Author: Sue Bishop

Publisher: Photographers’ Institute Press

Review by Conrad J. Obregon

A photographic portfolio is a presentation of a photographer’s work designed for the viewer’s aesthetic appreciation or for marketing purposes. An instructional photography book is designed to teach the reader how to make better photographs. Photographers can improve their skills by studying a good photographer’s portfolio, but that usually requires the reader to deduce techniques and vision from the images in the portfolio rather than receive instruction. I’m always skeptical when a photographer offers what seems to be his or her portfolio for purposes of instruction.

Color, Light & Composition: A Photographer’s Guide seems to be such a book. There are three chapters with the headings color, light and composition. Typically, the chapter on color discusses the properties of color including devices like the color wheel; dichotomies like warm and cool, dominant and receding, saturated and pastel; and enhancing color both with filters and Photoshop. All of the author’s teaching points are supported by her own excellent photographs, many of which are of flowers and other flora, a genre in which she specializes. A nice touch was the occasional comparison of two or more images of the same subject.

When I considered the book, I was a little surprised since the scope of the book seemed a bit limited compared to other similar photography instruction books, where the three subjects are often included along with others like focusing and exposure. This surprise increased when I found little mention of technical details like aperture. The book is aimed at photographers primarily interested in improving their skills in color, light and composition, although of course there had to be reference to other information. For example the discussion of composition included selection of lenses of different focal lengths. On the other hand, while the author discussed the importance of selective focus, there was little consideration of the nature of depth of field as such. Bishop dealt mostly with general principals, whose applicability bears repetition and reinforcement for most photographers.
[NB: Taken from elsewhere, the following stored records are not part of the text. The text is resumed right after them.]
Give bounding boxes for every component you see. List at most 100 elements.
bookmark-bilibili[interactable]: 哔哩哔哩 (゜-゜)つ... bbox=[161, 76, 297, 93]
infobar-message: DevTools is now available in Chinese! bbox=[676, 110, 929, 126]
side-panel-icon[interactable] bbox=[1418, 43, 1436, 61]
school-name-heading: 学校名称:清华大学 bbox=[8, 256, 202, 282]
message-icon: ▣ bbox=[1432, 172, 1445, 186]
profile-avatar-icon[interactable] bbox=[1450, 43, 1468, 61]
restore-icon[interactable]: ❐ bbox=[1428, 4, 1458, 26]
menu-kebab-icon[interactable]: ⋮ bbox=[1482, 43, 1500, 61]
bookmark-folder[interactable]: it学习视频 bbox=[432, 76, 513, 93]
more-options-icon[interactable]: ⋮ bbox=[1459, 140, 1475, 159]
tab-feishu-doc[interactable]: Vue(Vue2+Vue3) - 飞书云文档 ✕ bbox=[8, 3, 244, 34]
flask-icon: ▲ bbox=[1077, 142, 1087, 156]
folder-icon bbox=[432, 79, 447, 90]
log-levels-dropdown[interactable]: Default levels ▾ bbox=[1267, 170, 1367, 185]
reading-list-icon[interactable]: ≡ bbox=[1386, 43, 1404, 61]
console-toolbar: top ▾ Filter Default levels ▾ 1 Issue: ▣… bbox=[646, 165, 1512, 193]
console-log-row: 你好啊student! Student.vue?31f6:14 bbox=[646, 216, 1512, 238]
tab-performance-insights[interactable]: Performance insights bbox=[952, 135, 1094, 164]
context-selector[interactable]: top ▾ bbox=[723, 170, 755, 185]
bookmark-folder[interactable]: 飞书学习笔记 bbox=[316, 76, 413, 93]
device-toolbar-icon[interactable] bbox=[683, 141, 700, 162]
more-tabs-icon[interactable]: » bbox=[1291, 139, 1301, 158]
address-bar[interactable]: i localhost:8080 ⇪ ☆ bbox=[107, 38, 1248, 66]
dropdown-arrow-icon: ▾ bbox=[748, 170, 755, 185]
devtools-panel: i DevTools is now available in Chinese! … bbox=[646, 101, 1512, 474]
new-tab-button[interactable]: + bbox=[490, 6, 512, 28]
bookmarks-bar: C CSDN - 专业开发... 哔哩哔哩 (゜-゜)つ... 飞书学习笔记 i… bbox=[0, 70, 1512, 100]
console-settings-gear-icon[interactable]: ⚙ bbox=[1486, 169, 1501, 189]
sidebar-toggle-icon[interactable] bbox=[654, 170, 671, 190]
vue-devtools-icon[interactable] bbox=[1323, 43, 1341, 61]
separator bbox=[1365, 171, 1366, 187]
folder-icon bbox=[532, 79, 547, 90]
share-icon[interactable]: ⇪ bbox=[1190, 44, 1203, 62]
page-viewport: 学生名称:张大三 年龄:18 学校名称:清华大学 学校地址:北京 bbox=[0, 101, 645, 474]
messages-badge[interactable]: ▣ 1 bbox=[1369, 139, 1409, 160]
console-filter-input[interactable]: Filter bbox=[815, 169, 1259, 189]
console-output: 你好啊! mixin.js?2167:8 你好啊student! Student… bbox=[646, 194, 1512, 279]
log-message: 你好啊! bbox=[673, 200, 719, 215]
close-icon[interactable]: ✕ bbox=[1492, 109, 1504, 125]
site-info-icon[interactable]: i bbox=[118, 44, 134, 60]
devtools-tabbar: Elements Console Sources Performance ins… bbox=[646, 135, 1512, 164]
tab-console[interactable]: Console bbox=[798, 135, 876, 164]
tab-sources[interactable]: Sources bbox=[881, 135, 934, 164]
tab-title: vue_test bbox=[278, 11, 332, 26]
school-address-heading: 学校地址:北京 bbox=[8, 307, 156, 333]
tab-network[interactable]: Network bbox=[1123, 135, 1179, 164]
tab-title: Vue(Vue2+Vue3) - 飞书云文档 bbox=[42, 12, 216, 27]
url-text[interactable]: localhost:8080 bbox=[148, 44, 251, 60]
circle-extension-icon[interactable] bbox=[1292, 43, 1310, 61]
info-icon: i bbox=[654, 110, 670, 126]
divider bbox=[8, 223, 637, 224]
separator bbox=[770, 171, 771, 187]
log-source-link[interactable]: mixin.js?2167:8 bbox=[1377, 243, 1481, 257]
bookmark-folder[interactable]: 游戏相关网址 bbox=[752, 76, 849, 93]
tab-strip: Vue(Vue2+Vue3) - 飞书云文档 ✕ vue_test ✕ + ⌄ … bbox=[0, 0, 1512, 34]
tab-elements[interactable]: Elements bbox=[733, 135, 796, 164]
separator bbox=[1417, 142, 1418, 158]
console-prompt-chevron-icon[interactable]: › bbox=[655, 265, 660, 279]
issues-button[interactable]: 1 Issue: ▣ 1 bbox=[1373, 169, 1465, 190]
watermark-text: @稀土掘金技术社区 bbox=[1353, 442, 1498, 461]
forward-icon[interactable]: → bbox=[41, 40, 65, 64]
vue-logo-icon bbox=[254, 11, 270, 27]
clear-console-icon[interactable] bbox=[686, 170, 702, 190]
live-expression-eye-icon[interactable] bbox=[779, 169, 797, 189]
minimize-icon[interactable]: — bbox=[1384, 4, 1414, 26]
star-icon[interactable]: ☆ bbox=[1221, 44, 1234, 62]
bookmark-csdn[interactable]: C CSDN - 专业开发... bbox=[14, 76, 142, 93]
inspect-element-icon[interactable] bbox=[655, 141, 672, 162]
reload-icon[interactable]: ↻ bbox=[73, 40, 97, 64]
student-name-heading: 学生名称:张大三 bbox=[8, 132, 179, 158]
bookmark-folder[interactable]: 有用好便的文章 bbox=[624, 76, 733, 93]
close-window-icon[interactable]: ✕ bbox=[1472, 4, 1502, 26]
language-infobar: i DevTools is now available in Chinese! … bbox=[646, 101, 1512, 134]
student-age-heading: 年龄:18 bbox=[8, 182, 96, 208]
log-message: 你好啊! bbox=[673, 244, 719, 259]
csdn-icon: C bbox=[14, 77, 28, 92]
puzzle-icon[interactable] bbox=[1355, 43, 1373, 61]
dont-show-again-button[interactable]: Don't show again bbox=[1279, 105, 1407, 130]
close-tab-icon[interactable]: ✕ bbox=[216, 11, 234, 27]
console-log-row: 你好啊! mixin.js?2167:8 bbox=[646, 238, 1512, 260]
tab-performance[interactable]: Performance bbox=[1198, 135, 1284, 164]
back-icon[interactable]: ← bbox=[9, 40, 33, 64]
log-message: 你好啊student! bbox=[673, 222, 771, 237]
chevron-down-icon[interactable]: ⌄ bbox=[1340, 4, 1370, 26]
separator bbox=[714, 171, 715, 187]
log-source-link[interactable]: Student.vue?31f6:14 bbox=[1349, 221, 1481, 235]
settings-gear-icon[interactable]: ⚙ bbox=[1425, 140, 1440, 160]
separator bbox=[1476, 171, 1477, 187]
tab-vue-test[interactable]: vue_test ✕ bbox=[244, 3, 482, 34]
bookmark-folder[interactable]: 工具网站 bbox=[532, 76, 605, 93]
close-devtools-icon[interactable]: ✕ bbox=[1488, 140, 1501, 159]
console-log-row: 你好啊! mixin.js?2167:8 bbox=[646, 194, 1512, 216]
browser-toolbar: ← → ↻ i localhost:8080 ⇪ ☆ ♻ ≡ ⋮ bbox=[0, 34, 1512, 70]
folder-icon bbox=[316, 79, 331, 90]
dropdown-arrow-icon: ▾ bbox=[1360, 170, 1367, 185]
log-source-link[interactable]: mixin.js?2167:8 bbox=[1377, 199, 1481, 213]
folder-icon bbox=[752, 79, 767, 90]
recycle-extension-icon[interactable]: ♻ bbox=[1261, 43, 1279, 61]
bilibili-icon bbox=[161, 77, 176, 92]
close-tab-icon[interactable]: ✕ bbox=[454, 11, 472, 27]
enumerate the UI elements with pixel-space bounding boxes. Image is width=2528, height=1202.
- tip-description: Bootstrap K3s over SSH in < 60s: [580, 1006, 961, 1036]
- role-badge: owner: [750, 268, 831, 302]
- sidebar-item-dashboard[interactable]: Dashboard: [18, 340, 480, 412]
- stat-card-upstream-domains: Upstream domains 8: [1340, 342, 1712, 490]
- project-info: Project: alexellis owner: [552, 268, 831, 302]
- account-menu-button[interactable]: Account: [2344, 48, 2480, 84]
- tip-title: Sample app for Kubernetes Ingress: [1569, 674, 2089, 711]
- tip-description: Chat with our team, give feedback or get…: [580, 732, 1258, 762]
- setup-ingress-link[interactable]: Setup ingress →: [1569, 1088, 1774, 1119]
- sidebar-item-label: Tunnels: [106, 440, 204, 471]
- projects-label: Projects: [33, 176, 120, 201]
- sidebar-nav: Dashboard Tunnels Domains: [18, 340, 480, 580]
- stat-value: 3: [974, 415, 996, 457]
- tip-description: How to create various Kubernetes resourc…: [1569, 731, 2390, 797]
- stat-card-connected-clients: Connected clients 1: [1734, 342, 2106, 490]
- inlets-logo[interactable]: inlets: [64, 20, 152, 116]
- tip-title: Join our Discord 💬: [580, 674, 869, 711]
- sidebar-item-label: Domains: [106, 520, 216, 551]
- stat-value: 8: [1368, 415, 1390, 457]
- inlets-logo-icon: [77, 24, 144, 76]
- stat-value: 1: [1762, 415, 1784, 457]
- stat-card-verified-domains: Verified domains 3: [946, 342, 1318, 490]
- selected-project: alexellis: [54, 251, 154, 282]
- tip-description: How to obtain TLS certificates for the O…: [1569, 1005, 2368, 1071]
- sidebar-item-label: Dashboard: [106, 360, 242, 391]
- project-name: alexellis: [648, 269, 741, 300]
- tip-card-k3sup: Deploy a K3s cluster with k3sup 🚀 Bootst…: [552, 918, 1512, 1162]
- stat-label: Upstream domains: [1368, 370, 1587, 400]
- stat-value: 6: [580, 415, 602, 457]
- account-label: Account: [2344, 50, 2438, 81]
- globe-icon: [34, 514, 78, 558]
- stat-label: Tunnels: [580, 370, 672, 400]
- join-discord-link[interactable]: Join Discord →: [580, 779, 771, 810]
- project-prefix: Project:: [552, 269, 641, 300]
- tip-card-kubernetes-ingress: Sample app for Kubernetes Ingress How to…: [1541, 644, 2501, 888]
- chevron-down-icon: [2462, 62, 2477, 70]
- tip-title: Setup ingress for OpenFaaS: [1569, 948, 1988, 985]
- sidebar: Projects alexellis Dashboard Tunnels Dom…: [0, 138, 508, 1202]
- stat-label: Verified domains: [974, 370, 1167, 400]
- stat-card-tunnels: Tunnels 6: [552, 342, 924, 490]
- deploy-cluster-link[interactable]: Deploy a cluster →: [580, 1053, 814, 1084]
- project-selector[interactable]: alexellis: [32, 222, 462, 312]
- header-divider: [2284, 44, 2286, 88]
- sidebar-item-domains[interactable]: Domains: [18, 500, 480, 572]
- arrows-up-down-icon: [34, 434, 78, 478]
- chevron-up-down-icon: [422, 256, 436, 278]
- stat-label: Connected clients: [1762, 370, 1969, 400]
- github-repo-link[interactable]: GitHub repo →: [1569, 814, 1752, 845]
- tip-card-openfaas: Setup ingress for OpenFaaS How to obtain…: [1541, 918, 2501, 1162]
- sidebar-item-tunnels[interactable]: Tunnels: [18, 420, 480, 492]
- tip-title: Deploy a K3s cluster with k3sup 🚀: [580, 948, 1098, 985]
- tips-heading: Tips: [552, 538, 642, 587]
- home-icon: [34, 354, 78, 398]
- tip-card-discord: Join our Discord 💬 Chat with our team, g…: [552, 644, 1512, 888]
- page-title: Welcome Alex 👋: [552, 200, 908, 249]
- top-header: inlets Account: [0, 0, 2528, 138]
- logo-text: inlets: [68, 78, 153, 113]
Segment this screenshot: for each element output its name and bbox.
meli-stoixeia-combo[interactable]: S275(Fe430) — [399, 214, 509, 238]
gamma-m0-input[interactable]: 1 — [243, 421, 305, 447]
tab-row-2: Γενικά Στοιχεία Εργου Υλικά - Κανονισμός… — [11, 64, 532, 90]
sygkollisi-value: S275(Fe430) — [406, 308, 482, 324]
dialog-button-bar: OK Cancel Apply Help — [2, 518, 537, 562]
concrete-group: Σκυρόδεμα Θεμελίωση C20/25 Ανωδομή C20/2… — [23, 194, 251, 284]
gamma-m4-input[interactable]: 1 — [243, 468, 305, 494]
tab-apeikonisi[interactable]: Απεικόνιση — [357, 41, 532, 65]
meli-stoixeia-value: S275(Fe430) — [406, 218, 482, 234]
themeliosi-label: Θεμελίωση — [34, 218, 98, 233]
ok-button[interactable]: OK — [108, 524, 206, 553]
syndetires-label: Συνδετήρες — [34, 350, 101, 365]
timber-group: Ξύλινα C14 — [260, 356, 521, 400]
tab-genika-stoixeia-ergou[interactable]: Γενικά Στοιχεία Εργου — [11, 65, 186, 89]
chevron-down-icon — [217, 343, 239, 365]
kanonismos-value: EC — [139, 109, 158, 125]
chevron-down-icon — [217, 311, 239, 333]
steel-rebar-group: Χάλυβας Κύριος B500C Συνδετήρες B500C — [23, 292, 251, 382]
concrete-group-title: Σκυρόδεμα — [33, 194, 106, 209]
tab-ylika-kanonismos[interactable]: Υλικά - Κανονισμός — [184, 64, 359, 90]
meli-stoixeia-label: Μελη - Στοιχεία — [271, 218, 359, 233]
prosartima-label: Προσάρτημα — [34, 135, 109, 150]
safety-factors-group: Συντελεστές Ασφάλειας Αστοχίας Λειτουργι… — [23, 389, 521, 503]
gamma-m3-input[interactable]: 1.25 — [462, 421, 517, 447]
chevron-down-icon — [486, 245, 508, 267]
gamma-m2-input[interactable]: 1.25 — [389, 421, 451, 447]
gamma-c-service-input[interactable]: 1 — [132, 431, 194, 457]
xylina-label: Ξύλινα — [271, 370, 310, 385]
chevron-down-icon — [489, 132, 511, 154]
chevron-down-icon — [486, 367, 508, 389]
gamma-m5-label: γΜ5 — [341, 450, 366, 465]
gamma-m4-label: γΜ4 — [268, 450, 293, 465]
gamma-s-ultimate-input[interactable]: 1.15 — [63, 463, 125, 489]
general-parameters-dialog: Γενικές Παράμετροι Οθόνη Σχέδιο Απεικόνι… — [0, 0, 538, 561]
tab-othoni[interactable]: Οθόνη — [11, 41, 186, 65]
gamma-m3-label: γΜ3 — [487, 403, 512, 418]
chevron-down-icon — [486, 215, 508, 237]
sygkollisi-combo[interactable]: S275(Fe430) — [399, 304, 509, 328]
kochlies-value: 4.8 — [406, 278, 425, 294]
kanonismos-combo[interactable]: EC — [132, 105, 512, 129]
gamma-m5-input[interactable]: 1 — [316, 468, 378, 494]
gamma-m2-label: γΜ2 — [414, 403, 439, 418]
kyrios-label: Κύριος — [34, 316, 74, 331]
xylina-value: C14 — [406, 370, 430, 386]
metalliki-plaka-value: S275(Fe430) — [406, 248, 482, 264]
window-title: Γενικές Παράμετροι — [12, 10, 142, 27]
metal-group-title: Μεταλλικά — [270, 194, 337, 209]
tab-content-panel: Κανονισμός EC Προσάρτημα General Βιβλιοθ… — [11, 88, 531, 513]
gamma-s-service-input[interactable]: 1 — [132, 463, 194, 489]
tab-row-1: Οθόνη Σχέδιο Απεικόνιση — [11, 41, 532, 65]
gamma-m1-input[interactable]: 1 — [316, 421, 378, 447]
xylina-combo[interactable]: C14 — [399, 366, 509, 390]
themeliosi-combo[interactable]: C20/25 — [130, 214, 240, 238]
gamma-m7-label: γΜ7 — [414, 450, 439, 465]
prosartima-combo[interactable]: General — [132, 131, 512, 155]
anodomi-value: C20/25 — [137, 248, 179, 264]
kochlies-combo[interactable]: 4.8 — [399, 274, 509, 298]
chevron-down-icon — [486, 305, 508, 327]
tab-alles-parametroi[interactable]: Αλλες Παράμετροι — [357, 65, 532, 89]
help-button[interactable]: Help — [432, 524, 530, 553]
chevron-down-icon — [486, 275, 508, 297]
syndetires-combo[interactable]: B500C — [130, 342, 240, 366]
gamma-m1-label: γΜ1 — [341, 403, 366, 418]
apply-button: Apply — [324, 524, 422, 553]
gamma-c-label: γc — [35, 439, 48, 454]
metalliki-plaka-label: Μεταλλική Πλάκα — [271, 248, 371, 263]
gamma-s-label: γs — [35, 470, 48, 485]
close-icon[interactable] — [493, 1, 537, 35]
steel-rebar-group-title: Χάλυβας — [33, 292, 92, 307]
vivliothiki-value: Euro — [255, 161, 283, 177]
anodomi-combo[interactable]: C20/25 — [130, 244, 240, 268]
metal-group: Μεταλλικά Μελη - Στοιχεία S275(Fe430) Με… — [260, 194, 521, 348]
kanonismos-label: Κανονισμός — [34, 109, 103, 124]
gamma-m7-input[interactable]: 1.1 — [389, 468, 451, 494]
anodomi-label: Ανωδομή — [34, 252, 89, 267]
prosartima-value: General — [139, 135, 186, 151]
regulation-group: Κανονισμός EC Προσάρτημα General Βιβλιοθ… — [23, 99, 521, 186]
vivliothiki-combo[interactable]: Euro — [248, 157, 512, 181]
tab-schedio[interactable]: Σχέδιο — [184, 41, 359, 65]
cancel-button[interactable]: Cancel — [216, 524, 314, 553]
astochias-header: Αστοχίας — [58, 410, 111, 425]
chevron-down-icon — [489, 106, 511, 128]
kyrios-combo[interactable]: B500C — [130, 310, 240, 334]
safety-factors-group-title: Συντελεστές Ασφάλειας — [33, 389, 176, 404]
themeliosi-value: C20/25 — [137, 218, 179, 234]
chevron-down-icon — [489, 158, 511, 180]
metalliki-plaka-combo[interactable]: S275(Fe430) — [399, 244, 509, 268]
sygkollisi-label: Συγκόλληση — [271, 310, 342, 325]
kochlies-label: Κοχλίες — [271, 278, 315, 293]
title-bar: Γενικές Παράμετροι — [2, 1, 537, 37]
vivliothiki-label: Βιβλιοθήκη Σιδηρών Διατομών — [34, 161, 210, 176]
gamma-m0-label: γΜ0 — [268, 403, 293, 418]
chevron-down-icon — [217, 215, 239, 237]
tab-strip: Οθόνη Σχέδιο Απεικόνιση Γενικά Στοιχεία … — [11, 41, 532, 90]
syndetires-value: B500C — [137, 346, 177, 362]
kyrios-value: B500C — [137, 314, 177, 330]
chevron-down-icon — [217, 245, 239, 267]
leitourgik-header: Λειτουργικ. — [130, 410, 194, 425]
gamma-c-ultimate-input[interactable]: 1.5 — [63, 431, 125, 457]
Even though this is a portfolio book, the author’s words presented valid techniques to be applied and her pictures were exactly right to illustrate the point. Sometimes the teaching points were subtle enough to require a careful consideration of the images.

In summary, this seemed one of those rare portfolio books that also instructed, thanks to the author’s highlighting her technique as she presented her pictures. I suspect that not everyone will benefit from a careful examination of the book, but photographers with experience should find some material to burnish their skills.